Find more information from the manufacturer here.
IMMY sōna Aspergillus GM Lateral Flow Assay
The sōna Aspergillus galactomannan lateral flow assay is an immunochromatographic test system for the qualitative detection of Aspergillus galactomannan in serum and BAL samples. It is a sandwich immunochromatographic test system.
Serum and BAL specimens require heat pre-treatment prior to testing. After pre-treatment, the sample is pipetted into a clean tube, and a drop of Running Buffer (REF AFLFRB) is added, followed by an LFA strip (REF LFAF50). The test is run for 30 minutes and the results can be read within 10 minutes of completing the test.

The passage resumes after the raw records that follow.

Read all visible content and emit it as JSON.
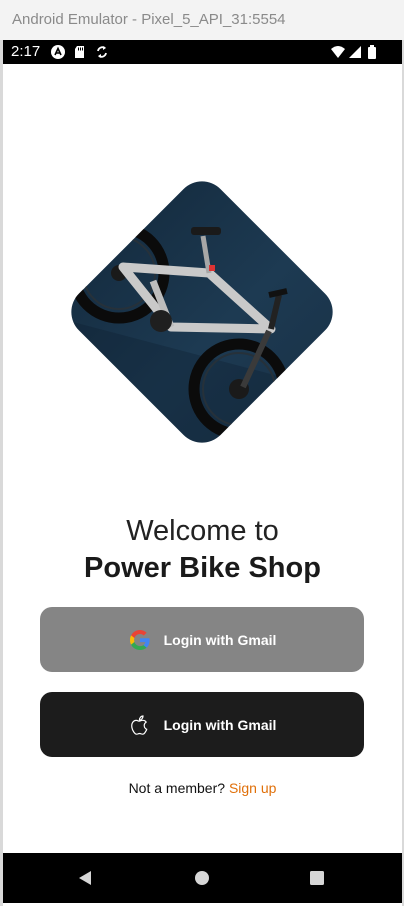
{
  "window": {
    "title": "Android Emulator - Pixel_5_API_31:5554"
  },
  "status_bar": {
    "time": "2:17",
    "icons": [
      "app-notification-icon",
      "sd-card-icon",
      "sync-icon",
      "wifi-icon",
      "signal-icon",
      "battery-icon"
    ]
  },
  "hero": {
    "image": "electric-bike-photo",
    "background": "#1c3347"
  },
  "welcome": {
    "line1": "Welcome to",
    "line2": "Power Bike Shop"
  },
  "buttons": {
    "google": {
      "label": "Login with Gmail",
      "icon": "google-icon",
      "color": "#858585"
    },
    "apple": {
      "label": "Login with Gmail",
      "icon": "apple-icon",
      "color": "#1c1c1c"
    }
  },
  "signup": {
    "prompt": "Not a member?",
    "link": "Sign up",
    "link_color": "#e0700a"
  },
  "nav_bar": {
    "icons": [
      "back-icon",
      "home-icon",
      "recents-icon"
    ]
  }
}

Aspergillus Galactomannan specific antibodies is present in the LFA conjugated to colloidal gold. This antibodies then binds to any galactomannan that may be present in the specimen that moves upward. If any binding occurs, the antibody-antigen complex will migrate up the strip by capillary flow until it is captured by the Aspergillus Galactomannan specific antibodies in the test line. This results in the formation of a visible test line. Additionally, control antibodies conjugated to gold are present that move along with the specimen. The particle will be captured by the control antibodies present on the control line, regardless of positive or negative test results. Positive test results create two lines (test and control lines) and negative results form only one line (control line). If a control line fails to develop, the test is not valid.
Find more information from the manufacturer here.
Aspergillus Lateral-Flow Device
The Aspergillus LFD (AspLFD) is a rapid immunochromatography test developed by OLM Diagnostic. This is useful for the qualitative detection of Aspergillus diagnostic antigen in the human serum and BAL in patients with suspected invasive pulmonary Aspergillosis.
AspLFD uses a monoclonal Ab conjugated to nitrocellulose beads (NCB) to detect Aspergillus diagnostic antigen. The antibody-NCB conjugate binds specifically to Aspergillus diagnostic antigen in the patient sample to form a complex. The complex migrates along the strip until it is captured. These are then concentrated on the test zone (T), where the same antibody has been bound. This causes a red line to appear on the strip. If antigen concentrations are below detectable levels, no visible test line will be produced. Uncaptured NCB conjugate continues to flow towards the end of the strip where it is bound on the control (C) zone. The formation of a red C line indicates the test has been performed correctly.
Find more information from the manufacturer here.
Limitations
- Although GM is a useful marker for IA, there are many causes of false positivity. Piperacillin/tazobactam or amoxicillin with clavulanic acid, PlasmaLyte, and certain foodstuffs, including pasta, vegetables, and milk are all known to cause false positives.
- Several other fungal genera such as Penicillum, Alternaria, Rhodotorula, Paecilomyces, Cryptococcus, Blastomyces, and Histoplasma are known to be reactive and give false-positive results. For example, cryptococcal galactoxylomannan contains an epitope that cross-reacts with the galactomannan antigen of Aspergillus spp., which is the antigen target of the Platelia Aspergillus assay. Please refer to manufacturer guidelines for the cross-reactivity of their process.
- Detection of GM may be reduced in patients with chronic granulomatous disease and patients treated with mold-active antifungals.